Although the markets fell in the latter half which could be partly attributed to the Tata Power stock giving up most of the gains, analysts also believe that while being positive, the judgment may not lead to significant gains for Tata Power’s Mundra project as initially envisaged. Secondly, there are other issues in terms of implementation of the judgment, mechanism of compensating for Tata Power’s stake in coal mines, etc, which need clarification to ascertain the gains for the company. Until then, the gains for the stock too will remain restricted.

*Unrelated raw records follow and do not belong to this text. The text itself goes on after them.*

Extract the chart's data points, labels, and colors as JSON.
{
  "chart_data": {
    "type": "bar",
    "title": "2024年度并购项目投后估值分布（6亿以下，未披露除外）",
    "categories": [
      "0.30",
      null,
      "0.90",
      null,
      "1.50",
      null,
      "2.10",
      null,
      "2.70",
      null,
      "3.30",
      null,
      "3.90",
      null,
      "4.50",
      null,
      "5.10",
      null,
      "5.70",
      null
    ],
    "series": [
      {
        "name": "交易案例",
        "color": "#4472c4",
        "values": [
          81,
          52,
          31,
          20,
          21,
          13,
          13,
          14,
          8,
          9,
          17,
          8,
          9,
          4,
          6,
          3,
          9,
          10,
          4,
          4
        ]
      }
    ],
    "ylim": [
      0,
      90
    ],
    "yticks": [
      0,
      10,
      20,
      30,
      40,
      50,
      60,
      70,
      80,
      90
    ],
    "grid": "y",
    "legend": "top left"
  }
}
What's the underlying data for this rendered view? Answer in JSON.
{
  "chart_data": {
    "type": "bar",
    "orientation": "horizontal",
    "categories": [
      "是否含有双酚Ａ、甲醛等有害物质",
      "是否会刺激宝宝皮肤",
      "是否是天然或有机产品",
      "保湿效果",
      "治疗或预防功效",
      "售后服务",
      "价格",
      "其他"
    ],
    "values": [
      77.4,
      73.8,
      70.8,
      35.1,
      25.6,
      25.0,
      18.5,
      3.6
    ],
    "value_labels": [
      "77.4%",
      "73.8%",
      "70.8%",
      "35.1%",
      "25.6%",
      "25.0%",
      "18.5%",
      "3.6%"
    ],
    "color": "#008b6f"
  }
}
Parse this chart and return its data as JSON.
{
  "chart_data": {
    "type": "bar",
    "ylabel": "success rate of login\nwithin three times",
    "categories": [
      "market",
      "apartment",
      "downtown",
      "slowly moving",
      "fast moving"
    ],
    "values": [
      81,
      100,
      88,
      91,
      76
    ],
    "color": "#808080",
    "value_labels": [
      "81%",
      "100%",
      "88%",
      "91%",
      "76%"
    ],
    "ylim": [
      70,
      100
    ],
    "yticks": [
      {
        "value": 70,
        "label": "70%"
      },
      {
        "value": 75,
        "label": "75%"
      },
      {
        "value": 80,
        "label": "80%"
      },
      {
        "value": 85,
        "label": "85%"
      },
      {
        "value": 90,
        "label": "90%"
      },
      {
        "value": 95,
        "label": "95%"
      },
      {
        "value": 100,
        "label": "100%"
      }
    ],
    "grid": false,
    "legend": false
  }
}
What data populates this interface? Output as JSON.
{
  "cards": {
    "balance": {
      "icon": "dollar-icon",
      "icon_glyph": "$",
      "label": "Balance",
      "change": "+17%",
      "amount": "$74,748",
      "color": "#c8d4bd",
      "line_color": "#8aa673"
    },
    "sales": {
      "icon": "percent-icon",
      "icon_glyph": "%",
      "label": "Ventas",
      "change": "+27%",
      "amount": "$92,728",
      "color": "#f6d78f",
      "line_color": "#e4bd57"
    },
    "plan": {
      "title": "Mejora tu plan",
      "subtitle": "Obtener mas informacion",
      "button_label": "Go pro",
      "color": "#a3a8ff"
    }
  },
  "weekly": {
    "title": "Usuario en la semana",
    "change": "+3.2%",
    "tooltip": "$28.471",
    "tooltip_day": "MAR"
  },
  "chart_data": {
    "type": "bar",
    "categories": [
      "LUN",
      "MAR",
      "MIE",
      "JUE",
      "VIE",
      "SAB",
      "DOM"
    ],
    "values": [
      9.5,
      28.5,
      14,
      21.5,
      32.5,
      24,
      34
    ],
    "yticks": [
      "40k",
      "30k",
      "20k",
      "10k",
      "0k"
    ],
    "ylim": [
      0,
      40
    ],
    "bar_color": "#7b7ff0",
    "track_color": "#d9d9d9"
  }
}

Tata Power’s Mundra project sources its coal requirements from Indonesia-based mines. In the past, the project suffered due to the unfavourable ruling of Indonesian government on the transfer pricing of the coal being exported from that country. This led to an increase in the cost of imported coal thereby resulting in the cost of fuel rising to about Rs 2 per unit. Mundra project’s realisation or tariff at Rs 2.45 per unit was not enough to capture this increase in fuel and other costs thereby leading to fuel cost under-recoveries of 50 paise per unit of power produced. The management had earlier said that a 40 paisa per unit hike in tariff will help the project break-even, while a 65 paisa increase will ensure reasonable returns. Due to under recoveries, the Mundra project reported a net loss of Rs 830 crore in the December 2013 quarter, taking the first nine months (FY13) loss to Rs 1,455 crore. With the last of the five units of 800 Mw each having commissioned recently, the losses are only expected to increase further for the Mundra project.
However, in the case of Tata Power it also makes a good amount of profits on the coal supplied to the Mundra project as it owns 30 per cent stake in the Indonesian mines which supply this coal. This is also a reason that analysts do not see major benefits accruing to Tata Power even if a similar ruling or notification (like in the case of Adani Power) comes through for the Mundra project. For instance, analysts say that Indonesian mines produce about 65 million tonnes of coal and earn an earnings before interest, taxes, depreciation and amortization (Ebitda) of about $40 per tonne and about $20 per tonne as net profit. Given Tata Power’s 30 per cent stake in these mines, it should effectively be able to account for about Rs 2,000 crore in annual profits, which is close to the loss that is expected to be made by the Mundra Project in 2012-13.
Nevertheless, this judgment has provided some boost to sentiment and should also lead to some respite for Tata Power’s Mundra project in terms of its viability. But analysts feel that to make the project profitable, the tariff should take care of reasonable returns for such transfer of benefits.